The system, whatever it is, isn't enough on its own. Methodology and definitions must match across regions first.

The lock-in points are data definitions (Malaysia's demand equals France's demand), planning frequency (monthly reviews everywhere), and planning methodology (same forecast approach). Everything else adapts to reality.

That's how you avoid both chaos and over-centralization. You pick what matters globally and protect it fiercely. You let everything else be regional.

Use your control tower for execution, not strategy.

Many companies have a "control tower" that's just a buzzword. Frank has one that actually works, and it's separate from planning.

Integrated business planning handles six months to 24 months out. The control tower watches the next three months, asking: Where do we have inventory shortages? Can we accelerate production? What can our forwarders move faster?

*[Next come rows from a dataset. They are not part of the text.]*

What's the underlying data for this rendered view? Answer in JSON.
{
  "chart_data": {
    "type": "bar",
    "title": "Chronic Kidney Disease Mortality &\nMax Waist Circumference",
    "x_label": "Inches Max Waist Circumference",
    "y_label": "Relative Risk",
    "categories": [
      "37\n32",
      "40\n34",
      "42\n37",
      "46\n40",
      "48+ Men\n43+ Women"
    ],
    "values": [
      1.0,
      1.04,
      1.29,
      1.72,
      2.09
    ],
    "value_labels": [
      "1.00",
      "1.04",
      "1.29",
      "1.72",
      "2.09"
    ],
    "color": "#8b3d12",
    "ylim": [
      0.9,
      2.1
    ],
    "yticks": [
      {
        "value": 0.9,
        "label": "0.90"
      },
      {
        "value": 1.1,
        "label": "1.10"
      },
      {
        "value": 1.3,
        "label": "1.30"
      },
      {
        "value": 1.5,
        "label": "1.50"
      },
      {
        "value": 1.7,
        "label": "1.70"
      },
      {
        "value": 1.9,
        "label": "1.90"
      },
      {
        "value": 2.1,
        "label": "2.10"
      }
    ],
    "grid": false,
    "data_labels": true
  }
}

"This is really driving a lot by data that we have out of our systems, and also we look at data from our forwarders where appropriate to see what can be accelerated," Frank explains. Power BI reports surface the risks. People decide on the response.

Distribution issues hit the control tower, not planning. Plant execution topics (like short-term production accelerations) typically land in the control tower. Planning sets the direction. Execution handles surprises.

This separation prevents planning meetings from devolving into crisis management. You have different conversations at different horizons with different urgency levels. Strategic planning doesn't get hijacked by today's shortage.

Your next steps

If you're trying to improve forecast reliability in a regulated or complex supply chain:

  • Schedule monthly collaborative planning meetings with commercial and finance. Not quarterly, not ad-hoc. Monthly, at the same time, same people. Align assumptions before you lock the forecast.
  • Define your non-negotiable data standards globally, then document them. What does "demand" mean in every market? How do you count on it? Write it down and enforce it everywhere. Everything else can be flexible.
  • Set up a separate 3-month control tower for execution issues. Don't let production shortages and distribution problems hijack your 12-month planning process. Different time horizons need different meetings.
  • Audit your collaboration for structure, not just attendance. Are you actually aligning assumptions or just sharing numbers? Is everyone's department represented? Does it happen on the same schedule every month?
  • Build your forecast accuracy measures around actual business impact. A 30% error on a high-margin specialty product costs more than a 10% error on a low-margin commodity line."

Forecast reliability in complex environments comes from disciplined collaboration, not better data or smarter systems. When everyone sits down with aligned assumptions using consistent definitions within regulatory constraints, the forecast gets better, not because the math improved, but because people stopped guessing.

Start with one structured monthly meeting. You'll be surprised by how much clarity that creates.